Per informazioni e iscrizioni:
Barbara Salvaro
Tel. 392 0758953
eMail baobab.olistica@gmail.com

Il supporto della Biodinamica Craniosacrale come percorso in gravidanza

Il corpo cambia velocemente in questi mesi e i tessuti hanno bisogno di adattarsi a nuove posizioni e dimensioni. Con le sessioni si facilita il graduale adattamento del corpo alla trasformazione, ed è soprattutto utile come preparazione al parto. Le sessioni vengono concordate in base alle necessità di ciascuna mamma.

A cosa serve il trattamento Craniosacrale

Prima del parto è importante sciogliere le tensioni al diaframma respiratorio, alle strutture delle pelvi e ottimizzare la funzionalità dei nervi che fuoriescono da colonna e sacro diretti ad innervare utero e pavimento pelvico. Tutti gli elementi che costituiscono il bacino materno hanno bisogno di essere mobili per poter effettuare la dilatazione necessaria al passaggio del bimbo. La presenza di tensioni lombari limita la mobilità dell’osso sacro, mentre l’equilibrio della muscolatura e la mobilità articolare del bacino sono indispensabili per una corretta posizione del bimbo durante la gravidanza e il parto. In questo modo si facilita un parto naturale. L’obiettivo è inoltre quello di limitare il fastidioso dolore alla schiena tipico degli ultimi mesi di gravidanza.
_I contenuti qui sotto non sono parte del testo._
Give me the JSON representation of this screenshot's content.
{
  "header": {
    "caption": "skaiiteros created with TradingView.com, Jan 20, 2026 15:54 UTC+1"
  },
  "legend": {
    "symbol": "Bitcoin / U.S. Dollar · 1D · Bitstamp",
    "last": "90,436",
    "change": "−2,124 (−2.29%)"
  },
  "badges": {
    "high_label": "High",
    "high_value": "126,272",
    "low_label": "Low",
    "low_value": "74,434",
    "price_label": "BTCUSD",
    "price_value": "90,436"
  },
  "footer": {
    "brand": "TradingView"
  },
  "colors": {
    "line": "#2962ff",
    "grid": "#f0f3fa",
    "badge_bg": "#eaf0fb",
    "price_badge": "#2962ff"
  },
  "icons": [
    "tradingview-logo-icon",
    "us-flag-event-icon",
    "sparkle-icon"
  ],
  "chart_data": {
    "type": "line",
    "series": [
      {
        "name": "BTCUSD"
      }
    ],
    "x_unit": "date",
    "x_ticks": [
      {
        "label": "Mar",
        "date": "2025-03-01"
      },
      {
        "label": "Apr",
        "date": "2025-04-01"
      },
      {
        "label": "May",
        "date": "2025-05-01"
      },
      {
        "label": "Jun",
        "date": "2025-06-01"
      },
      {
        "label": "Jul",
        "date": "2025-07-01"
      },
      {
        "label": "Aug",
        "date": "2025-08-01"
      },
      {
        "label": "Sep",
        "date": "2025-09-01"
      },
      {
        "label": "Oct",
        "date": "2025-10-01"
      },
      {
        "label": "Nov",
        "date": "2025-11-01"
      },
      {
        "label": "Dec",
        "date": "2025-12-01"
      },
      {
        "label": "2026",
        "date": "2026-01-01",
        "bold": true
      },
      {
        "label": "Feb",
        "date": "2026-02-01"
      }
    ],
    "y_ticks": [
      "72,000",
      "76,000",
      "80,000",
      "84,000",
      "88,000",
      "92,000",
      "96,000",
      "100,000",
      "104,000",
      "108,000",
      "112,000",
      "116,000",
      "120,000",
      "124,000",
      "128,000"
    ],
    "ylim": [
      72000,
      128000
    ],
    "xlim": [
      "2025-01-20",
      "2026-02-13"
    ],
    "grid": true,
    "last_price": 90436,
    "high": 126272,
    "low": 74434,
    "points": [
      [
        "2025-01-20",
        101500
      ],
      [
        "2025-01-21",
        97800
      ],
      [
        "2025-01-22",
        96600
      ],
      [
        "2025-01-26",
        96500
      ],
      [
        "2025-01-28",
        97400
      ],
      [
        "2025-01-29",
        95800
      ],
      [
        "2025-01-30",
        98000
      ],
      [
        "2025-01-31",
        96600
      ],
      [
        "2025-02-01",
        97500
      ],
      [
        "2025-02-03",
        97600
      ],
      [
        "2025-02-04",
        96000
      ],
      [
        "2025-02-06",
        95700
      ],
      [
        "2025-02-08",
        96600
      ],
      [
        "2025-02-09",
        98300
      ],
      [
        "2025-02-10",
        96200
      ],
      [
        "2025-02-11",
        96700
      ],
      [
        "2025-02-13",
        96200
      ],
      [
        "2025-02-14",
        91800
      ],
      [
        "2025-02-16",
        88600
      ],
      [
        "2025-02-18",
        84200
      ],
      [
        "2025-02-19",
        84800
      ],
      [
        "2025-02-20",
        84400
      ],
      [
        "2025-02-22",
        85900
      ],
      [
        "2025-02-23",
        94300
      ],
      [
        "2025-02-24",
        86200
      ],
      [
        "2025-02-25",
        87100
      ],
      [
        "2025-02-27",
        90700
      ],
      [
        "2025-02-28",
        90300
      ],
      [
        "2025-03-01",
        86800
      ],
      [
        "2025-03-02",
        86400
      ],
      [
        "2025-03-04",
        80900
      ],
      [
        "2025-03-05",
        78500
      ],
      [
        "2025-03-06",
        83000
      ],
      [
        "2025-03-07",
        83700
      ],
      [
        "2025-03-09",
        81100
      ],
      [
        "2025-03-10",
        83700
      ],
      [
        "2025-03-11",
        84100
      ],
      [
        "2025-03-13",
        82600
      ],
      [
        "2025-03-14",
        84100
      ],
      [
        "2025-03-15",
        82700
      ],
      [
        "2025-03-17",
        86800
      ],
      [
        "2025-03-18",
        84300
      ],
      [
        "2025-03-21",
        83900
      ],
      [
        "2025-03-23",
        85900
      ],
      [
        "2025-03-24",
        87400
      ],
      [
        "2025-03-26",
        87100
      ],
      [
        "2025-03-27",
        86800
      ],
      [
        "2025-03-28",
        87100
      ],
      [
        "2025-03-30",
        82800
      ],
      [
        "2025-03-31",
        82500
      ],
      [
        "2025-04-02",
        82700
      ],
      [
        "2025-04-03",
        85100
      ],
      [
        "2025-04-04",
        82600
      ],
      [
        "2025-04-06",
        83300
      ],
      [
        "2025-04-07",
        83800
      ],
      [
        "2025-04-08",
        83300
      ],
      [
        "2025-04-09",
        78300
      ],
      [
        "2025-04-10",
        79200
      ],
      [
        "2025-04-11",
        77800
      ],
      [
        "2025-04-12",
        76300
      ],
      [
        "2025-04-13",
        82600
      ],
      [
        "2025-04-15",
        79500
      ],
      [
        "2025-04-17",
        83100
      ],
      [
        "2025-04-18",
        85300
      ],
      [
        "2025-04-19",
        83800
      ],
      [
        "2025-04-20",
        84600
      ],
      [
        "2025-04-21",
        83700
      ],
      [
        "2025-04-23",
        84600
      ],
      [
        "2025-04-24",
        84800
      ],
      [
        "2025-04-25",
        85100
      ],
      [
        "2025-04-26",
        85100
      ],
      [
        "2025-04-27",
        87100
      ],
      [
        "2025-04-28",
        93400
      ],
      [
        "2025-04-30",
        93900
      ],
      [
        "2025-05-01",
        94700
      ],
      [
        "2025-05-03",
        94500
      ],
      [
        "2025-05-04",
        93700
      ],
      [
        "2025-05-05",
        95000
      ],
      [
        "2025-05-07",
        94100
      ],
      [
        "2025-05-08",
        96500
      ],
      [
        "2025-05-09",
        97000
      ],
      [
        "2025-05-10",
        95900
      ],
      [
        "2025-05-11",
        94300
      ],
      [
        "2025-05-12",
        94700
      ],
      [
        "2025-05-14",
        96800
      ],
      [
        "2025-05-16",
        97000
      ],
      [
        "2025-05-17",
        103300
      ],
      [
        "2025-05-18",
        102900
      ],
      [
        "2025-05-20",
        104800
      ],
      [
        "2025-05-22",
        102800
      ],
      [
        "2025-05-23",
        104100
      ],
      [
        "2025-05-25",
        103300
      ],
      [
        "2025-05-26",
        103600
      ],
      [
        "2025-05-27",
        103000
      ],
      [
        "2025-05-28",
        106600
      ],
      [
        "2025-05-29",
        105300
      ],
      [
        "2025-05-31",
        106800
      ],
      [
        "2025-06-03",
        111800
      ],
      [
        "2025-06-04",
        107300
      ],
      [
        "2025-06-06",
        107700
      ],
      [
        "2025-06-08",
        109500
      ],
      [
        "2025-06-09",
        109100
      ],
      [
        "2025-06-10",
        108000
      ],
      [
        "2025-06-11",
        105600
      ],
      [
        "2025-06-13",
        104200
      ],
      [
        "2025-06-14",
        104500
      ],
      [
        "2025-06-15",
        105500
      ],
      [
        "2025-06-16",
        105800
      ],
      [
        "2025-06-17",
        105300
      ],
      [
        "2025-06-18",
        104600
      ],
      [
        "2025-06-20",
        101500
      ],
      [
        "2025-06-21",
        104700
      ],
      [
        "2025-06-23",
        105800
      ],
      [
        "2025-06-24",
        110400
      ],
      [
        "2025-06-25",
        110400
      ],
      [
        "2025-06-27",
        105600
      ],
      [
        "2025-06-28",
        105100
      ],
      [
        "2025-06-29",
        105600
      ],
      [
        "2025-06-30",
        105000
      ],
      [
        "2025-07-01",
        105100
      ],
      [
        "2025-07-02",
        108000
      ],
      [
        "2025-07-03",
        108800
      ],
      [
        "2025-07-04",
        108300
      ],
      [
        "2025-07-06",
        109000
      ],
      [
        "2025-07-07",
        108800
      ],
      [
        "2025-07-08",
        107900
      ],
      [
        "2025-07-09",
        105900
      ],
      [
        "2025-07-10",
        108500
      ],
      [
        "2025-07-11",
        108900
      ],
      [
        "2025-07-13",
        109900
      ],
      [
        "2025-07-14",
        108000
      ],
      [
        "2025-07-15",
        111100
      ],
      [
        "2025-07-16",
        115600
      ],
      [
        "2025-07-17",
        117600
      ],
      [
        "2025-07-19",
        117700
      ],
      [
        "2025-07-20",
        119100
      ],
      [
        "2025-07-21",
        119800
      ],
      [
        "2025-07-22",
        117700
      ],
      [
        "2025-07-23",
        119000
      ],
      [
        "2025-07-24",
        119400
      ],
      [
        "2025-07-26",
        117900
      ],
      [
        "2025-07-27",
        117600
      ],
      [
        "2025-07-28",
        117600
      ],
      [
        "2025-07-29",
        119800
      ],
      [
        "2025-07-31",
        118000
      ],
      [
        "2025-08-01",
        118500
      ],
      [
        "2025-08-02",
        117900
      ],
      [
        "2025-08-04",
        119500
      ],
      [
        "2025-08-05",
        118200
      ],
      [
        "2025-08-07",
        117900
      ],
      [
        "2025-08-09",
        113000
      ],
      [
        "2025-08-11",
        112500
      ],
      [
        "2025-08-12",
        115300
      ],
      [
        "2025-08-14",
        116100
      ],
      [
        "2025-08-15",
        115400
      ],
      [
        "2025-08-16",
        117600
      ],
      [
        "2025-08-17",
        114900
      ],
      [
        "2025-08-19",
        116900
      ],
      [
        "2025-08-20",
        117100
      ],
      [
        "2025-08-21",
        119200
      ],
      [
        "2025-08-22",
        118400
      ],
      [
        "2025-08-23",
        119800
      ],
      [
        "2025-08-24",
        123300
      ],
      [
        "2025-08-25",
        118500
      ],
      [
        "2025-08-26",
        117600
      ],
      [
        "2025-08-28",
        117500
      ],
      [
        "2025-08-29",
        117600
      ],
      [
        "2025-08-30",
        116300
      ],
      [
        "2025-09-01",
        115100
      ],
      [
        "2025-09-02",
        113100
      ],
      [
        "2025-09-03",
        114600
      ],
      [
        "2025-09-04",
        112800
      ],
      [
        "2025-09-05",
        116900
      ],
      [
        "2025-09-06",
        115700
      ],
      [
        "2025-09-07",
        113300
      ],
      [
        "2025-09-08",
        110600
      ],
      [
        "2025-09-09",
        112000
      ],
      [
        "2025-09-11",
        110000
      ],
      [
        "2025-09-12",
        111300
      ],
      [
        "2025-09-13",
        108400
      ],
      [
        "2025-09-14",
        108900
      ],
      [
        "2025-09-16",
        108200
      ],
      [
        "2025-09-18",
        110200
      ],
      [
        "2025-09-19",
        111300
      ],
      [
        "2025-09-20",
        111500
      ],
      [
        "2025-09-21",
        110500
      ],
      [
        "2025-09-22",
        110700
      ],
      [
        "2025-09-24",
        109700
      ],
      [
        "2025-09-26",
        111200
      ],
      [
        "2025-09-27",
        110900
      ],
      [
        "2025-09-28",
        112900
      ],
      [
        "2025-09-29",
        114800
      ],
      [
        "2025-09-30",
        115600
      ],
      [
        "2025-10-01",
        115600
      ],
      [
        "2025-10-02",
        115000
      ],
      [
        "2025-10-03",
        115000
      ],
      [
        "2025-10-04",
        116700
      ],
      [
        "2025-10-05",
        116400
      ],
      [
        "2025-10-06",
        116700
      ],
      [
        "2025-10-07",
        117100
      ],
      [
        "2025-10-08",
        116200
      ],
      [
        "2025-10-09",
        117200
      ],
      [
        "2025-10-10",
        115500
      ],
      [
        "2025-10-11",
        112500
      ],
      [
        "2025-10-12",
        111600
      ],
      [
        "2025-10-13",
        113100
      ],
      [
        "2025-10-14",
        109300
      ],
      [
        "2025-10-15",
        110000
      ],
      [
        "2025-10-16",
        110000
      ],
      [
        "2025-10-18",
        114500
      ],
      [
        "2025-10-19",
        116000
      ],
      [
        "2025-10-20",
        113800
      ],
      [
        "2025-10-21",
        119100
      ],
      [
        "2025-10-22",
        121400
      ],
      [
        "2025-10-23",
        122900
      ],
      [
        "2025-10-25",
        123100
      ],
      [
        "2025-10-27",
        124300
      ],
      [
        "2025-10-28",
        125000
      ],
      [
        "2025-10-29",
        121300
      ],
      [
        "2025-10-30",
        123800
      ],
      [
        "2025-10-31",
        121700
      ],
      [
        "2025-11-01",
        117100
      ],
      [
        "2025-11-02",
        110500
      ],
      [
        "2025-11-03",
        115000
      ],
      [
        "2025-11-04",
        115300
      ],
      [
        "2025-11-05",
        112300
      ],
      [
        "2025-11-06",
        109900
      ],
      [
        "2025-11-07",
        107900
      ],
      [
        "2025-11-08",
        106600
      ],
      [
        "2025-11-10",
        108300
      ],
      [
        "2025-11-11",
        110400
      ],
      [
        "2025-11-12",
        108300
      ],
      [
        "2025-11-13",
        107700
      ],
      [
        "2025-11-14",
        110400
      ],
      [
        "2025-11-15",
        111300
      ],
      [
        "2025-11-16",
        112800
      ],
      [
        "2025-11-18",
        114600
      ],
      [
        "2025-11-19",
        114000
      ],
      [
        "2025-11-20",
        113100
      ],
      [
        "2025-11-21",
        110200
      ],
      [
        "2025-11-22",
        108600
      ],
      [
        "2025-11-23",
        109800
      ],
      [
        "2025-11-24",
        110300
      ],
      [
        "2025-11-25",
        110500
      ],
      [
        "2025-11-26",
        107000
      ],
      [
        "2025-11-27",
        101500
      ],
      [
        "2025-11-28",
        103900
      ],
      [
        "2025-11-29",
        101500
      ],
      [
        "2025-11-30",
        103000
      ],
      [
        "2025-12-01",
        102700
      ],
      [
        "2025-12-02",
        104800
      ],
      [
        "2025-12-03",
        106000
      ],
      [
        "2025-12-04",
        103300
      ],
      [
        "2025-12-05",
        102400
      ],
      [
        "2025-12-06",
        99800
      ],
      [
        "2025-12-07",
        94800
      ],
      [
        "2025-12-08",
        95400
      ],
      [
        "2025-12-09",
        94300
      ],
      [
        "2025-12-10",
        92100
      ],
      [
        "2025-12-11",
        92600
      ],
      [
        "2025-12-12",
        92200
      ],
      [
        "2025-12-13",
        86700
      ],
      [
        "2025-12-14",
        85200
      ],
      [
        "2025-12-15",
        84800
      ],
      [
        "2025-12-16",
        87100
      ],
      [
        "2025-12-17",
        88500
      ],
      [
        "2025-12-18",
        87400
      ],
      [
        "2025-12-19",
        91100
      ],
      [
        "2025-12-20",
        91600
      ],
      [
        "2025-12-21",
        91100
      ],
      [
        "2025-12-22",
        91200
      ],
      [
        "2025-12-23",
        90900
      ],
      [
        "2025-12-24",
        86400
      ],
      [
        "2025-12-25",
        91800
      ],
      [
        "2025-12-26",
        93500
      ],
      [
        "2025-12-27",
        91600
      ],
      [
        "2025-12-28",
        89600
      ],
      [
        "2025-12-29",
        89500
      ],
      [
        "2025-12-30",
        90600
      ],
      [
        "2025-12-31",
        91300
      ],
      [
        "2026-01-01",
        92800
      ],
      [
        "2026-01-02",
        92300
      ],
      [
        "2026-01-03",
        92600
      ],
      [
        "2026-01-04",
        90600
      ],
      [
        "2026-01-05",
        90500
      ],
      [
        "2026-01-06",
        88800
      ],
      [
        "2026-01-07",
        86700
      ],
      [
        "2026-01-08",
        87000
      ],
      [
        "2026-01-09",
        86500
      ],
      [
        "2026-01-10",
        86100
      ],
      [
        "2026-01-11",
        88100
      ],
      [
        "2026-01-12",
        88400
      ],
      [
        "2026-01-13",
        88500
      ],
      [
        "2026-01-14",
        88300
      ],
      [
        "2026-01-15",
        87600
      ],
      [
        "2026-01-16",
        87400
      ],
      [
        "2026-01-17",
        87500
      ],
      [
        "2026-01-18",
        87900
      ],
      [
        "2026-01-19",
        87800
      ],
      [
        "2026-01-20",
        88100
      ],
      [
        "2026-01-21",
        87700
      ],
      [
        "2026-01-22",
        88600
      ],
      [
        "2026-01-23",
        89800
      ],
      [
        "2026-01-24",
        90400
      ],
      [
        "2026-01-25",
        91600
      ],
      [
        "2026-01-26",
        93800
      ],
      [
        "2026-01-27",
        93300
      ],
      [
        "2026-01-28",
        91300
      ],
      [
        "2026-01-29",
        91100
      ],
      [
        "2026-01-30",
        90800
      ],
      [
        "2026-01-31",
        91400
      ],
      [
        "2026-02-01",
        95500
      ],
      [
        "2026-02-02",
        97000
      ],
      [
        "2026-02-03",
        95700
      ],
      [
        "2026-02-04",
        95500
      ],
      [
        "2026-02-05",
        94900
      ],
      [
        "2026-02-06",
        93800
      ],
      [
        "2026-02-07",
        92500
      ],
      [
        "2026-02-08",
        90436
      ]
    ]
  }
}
L’esperienza della quiete che deriva dal contatto Craniosacrale è meravigliosa per la mamma e un nutrimento per il bimbo.

Nel post-parto si aiutano tessuti e strutture a tornare alla forma e posizione iniziale, si aiuta a dissipare lo stress del parto, è utile per ammorbidire la cicatrice in caso di taglio cesareo.

In caso di ansia o depressione post-partum le sessioni aiutano il riequilibrio emozionale e il recupero delle energie per sostenere l’impatto con la nuova dimensione della propria vita. Questo influenza positivamente anche il bimbo che è ancora energeticamente collegato alla mamma e ne assorbe lo stato emotivo.

Il momento del parto e il neonato

Il parto è un momento di fondamentale importanza nella vita di una donna e del suo bambino. Anche in un parto naturale, con un travaglio normale, ci possono essere piccoli traumi per il bimbo. Per le forti contrazioni uterine e la difficoltà di passaggio nel canale del parto la testa è potenzialmente oggetto di compressioni di lieve entità, o anche più importanti. Queste possono creare tensioni e alterazioni a livello del cranio, della colonna vertebrale e del sacro.

Il sistema del bimbo è incredibilmente potente e forte, ma molte delle alterazioni non riescono ad essere riassorbite e possono permanere fino in età adulta. Soprattutto se c’è stato un travaglio difficile o un aiuto con la miniventosa o un taglio cesareo è più facile che non abbia la forza sufficiente per autoregolarsi.

La Biodinamica Craniosacrale aiuta il piccolo a riarmonizzarsi, anche in caso di disturbi del sonno, irritabilità e colichette, perché questi  dipendono in gran parte dalla compressione delle ossa del cranio e dei nervi che vi fuoriescono.